藍染様は、私を愛しているわけじゃない。ただ都合のいい女が欲しいだけだ。そんなことはわかっている。でも、都合のいい女だとしても、藍染様に必要としてもらえることも嬉しくて、戦えないこの状況も我慢してしまう。

「じきに全て終わる。私が、終わらせてくる」

だから待っていろ、くらいのことは言ってほしい。この戦いが終わっても、ずっと私を傍に置いておいてほしい。ろくに戦えないくせに、それを願うのは図々しいだろうか。

「…そんな不安そうな顔をするな。私が負けるとでも思うのかい?」
「いえ、そんな…」
「私が負けるなんて、ありえないだろう」

藍染様は少しだけ寂しそうな顔で、再び私に唇を合わせた。なんでそんな顔するの?なんて言いたくなるけど、きっと藍染様は自分がどんな顔をしているかなんて解っていないだろう。

「藍染様…」

いつもは少し粗っぽいのに、今日の藍染様は優しかった。私に触れる唇が、指先が、私を大事そうに扱ってくれた。まるで藍染様が私を愛してくれているんじゃないかと錯覚してしまうくらい、丁寧で、暖かくて、心地よかった。

「優」
「は……はい」

事が済み、頭がぼーっとしてとろけそうだったけど、辛うじて返事はしてみせた。

「これから大事な戦いが始まる。しばらくここには戻れないかもしれないが…大人しく待っていられるね?」
「もちろんです…!私、いつまででも、藍染様のこと、お待ちしてます」
「それは良かった」

藍染様は柔らかく微笑み、ベッドから体を起こし立ち上がった。なぜだかこのまま藍染様が戻らないような気がして、藍染様を呼び止めて私もあまり力の入らない体を起こした。

「どうした?」

私ごときが藍染様を呼び止めて時間を頂いてしまったことに後悔する。それでもどうしても伝えておきたくて、「好きです」と口にしてみた。破面ごときが、と思われるかもしれない。迷惑かもしれない。でもこの想いは止められなかった。

「それだけかい?」

そう、それだけ。私はただ、藍染様が好きなだけ。好きだからどうしたいとか、どうしてくれとか、そんなワガママは持ち合わせてはいない。「はい」と答えれば、孔の空いた胸が少し痛んだ気がした。

「ありがとう」

私はただ藍染様が好きなだけなのに、それだけなのに、藍染様は邪魔だとか迷惑だとか言わずに、お礼の言葉を口にした。そしてまた私に優しく口付けて、それから振り返ることもなく部屋から出ていった。
私の想いは余計なものでも、迷惑なものでもなかったのだとやっと理解することができた。藍染様のためだからと言って、戦いに出て無駄死にしなくて良かったと心から思えた。

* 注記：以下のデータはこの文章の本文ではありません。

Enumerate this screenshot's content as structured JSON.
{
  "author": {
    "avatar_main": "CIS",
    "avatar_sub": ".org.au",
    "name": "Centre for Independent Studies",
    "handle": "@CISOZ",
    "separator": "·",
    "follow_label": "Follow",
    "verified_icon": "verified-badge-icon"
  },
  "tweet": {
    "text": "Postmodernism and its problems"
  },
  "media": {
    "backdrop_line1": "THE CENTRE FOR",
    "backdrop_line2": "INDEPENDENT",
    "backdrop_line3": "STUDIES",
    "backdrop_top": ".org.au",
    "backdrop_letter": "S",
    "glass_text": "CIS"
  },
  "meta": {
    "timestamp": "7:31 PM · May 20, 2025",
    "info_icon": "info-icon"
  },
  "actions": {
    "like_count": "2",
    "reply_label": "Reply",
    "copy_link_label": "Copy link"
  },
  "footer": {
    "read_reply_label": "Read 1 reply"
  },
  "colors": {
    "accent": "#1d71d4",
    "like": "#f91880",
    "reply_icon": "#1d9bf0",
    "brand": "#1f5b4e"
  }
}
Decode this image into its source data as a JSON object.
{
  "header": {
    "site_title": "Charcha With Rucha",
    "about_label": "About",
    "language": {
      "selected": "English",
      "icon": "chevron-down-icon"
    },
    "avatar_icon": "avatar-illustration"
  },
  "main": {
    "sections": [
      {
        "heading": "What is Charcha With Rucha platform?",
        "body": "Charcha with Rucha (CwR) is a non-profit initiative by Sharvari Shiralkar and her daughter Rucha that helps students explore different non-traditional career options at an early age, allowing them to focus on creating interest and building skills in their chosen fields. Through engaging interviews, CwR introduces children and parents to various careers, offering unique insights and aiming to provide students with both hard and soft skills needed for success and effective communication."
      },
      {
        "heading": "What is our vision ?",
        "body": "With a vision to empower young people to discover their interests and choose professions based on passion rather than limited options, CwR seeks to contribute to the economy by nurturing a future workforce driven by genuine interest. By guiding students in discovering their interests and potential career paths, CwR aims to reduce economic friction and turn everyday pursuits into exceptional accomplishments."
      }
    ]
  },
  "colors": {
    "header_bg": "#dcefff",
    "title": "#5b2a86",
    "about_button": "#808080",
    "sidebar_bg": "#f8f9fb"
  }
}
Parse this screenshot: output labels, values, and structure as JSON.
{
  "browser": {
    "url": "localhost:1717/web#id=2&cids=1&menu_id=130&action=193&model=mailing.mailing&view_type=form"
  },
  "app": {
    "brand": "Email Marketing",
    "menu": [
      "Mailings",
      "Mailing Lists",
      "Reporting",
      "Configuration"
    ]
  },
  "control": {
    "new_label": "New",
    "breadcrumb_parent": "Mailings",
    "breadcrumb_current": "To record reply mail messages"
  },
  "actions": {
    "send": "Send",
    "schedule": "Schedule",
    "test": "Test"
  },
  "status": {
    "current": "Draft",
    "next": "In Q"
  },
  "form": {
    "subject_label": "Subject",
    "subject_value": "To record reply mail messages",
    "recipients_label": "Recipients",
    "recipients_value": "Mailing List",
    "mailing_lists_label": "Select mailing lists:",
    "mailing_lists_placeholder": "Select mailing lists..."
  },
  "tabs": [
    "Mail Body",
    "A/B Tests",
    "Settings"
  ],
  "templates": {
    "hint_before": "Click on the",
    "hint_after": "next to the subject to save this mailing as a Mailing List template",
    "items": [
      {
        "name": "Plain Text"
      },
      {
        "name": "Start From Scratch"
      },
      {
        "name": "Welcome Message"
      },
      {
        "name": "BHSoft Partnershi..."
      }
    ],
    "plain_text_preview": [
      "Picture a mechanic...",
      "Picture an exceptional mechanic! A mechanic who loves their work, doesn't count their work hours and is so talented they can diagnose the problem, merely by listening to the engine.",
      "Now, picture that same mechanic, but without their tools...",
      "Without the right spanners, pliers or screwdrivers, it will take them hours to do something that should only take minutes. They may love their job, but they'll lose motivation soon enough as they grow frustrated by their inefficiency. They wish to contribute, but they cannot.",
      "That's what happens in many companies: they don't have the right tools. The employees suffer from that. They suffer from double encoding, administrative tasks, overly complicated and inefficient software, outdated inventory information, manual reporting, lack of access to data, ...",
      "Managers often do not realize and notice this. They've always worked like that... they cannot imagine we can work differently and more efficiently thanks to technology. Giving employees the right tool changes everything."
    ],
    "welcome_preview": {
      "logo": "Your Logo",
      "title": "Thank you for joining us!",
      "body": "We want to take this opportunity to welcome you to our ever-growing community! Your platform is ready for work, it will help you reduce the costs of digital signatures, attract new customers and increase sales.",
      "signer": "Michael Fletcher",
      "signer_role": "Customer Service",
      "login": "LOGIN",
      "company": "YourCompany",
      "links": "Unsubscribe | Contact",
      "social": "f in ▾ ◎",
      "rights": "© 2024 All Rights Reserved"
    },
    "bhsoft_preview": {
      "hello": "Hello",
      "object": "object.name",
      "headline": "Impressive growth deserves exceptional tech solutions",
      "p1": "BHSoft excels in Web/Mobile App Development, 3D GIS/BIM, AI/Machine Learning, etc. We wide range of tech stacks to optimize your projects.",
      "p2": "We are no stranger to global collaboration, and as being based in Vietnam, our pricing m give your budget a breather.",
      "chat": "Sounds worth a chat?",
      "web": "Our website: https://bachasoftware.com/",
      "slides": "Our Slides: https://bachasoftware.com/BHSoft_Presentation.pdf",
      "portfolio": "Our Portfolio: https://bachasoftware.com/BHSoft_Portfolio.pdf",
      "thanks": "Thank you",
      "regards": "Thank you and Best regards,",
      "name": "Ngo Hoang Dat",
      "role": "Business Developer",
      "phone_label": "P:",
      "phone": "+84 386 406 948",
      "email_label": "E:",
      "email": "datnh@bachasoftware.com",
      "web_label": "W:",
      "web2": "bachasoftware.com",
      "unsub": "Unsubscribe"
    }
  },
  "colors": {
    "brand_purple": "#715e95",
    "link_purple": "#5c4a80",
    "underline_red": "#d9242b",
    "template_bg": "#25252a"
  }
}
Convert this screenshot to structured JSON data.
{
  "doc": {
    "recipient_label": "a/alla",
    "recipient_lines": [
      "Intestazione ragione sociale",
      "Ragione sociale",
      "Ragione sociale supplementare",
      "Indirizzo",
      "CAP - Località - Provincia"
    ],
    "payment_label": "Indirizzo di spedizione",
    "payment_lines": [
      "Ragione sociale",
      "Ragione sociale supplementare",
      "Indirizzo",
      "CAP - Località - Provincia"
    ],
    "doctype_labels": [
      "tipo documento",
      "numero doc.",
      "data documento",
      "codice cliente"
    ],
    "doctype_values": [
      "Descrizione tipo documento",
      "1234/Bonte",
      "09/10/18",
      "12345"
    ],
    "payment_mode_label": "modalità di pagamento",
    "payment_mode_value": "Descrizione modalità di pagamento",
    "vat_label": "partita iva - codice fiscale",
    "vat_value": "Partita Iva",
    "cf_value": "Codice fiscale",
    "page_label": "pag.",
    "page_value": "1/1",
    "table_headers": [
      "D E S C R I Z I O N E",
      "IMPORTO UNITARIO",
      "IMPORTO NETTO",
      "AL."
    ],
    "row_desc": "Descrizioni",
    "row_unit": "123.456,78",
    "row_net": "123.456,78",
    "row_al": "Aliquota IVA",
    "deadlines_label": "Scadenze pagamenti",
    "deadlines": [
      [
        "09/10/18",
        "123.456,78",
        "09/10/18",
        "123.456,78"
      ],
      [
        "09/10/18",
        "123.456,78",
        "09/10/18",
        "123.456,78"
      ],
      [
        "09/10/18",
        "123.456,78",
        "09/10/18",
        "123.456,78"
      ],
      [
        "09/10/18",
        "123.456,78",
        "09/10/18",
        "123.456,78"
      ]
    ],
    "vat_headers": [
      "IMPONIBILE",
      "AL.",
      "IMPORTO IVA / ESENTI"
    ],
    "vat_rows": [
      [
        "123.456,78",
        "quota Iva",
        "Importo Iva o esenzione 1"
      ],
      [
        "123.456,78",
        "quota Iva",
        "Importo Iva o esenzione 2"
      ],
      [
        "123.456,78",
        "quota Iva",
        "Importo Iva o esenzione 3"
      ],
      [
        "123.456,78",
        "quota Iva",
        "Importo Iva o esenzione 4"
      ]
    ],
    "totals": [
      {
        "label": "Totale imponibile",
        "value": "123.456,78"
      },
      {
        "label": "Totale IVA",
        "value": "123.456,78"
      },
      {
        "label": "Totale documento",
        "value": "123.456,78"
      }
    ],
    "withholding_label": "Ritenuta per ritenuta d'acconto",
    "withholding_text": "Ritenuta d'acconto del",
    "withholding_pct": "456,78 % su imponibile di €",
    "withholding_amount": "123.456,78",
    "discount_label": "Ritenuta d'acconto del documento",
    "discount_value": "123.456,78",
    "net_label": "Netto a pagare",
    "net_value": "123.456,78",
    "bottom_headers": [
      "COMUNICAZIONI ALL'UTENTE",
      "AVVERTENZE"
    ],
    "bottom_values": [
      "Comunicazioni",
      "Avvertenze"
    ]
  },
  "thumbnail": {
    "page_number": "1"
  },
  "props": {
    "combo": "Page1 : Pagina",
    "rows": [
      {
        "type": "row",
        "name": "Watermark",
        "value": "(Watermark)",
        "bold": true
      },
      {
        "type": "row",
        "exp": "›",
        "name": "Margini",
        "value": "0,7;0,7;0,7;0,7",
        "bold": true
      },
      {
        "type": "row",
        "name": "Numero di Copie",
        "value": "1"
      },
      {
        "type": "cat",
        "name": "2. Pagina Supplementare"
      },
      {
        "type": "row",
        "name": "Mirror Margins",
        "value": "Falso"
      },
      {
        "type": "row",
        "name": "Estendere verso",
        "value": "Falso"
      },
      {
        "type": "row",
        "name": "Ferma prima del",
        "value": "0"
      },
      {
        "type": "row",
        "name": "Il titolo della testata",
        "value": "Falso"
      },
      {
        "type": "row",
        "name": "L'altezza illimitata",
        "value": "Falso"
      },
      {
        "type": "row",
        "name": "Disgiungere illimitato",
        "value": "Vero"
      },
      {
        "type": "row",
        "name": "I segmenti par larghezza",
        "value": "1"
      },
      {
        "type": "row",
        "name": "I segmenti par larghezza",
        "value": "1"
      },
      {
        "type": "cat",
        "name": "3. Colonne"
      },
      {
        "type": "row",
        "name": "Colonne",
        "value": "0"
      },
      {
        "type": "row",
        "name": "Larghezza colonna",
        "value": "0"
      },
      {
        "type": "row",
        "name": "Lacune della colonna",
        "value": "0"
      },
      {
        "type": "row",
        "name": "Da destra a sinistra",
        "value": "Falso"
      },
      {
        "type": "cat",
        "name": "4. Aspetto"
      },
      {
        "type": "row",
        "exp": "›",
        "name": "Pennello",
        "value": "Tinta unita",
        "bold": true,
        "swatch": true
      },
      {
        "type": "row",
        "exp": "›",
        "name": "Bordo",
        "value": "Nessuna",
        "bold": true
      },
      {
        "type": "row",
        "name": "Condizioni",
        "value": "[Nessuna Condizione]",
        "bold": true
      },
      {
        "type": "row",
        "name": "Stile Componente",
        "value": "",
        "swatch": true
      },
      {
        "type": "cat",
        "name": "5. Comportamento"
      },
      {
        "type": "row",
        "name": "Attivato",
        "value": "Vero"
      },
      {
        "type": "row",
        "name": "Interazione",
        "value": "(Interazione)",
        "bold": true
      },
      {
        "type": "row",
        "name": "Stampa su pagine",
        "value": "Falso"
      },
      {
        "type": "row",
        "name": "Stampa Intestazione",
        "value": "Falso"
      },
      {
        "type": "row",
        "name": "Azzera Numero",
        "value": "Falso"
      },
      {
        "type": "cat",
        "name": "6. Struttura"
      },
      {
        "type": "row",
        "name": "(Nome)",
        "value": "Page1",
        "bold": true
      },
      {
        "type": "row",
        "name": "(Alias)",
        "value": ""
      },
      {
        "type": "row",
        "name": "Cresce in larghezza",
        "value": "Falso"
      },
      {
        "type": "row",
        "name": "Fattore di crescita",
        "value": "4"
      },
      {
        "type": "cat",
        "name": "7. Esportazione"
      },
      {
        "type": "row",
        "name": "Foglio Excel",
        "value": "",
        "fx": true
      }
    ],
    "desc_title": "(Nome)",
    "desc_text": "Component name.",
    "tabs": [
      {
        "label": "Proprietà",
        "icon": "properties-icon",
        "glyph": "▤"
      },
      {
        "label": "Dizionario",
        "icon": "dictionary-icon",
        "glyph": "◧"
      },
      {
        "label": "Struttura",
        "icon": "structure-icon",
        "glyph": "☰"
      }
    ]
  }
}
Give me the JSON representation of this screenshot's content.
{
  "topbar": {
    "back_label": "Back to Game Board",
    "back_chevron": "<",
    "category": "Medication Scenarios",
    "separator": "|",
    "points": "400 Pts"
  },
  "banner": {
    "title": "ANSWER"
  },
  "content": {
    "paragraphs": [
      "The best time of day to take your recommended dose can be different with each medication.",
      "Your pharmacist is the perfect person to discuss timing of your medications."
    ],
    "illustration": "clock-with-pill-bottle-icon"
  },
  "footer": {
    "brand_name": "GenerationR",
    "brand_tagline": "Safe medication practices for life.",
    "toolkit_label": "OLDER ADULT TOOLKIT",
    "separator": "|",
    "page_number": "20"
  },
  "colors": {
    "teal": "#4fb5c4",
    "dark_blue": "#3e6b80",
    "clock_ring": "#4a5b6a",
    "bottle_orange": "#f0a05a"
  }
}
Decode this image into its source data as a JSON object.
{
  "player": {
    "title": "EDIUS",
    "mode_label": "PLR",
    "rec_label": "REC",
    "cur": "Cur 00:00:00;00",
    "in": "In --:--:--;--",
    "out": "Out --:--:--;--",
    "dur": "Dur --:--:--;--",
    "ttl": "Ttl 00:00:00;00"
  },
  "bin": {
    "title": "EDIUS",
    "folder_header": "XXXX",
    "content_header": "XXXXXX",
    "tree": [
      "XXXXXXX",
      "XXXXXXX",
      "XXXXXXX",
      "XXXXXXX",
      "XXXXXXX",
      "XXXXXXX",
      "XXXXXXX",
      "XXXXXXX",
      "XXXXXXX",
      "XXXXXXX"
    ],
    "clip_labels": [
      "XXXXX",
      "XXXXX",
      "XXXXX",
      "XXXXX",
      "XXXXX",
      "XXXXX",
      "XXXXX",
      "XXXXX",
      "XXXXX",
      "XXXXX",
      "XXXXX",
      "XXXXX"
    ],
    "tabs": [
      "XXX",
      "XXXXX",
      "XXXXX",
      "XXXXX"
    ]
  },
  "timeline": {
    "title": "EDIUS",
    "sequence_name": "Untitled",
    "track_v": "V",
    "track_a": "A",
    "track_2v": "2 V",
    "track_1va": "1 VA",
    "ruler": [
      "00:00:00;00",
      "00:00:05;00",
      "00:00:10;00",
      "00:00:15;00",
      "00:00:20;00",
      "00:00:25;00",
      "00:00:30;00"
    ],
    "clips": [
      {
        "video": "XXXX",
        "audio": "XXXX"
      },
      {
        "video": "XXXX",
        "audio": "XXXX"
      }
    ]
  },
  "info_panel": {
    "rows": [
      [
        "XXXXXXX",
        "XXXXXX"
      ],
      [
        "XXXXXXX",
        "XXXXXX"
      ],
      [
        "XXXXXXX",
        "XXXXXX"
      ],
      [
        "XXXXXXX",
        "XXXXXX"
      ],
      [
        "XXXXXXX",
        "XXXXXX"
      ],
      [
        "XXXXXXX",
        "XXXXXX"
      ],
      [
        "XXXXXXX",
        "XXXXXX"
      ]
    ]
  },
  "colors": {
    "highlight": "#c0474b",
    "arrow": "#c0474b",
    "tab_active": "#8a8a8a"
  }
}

きっと藍染様は戻ってくる。そしてまたいつもみたいに、ただいまと言って私を少し粗っぽく抱いてくれるに違いない。
そう願って、そう自分に言い聞かせて、私は一人、殺風景な部屋で待ち続けた。外では破面や知らない死神の霊圧が渦巻いていた。それでも私は、言い付け通りに待ち続けた。
それから、外が静かになっても、死神たちの霊圧が消えても、どれだけ待っても、部屋の扉は開かれることがなかった。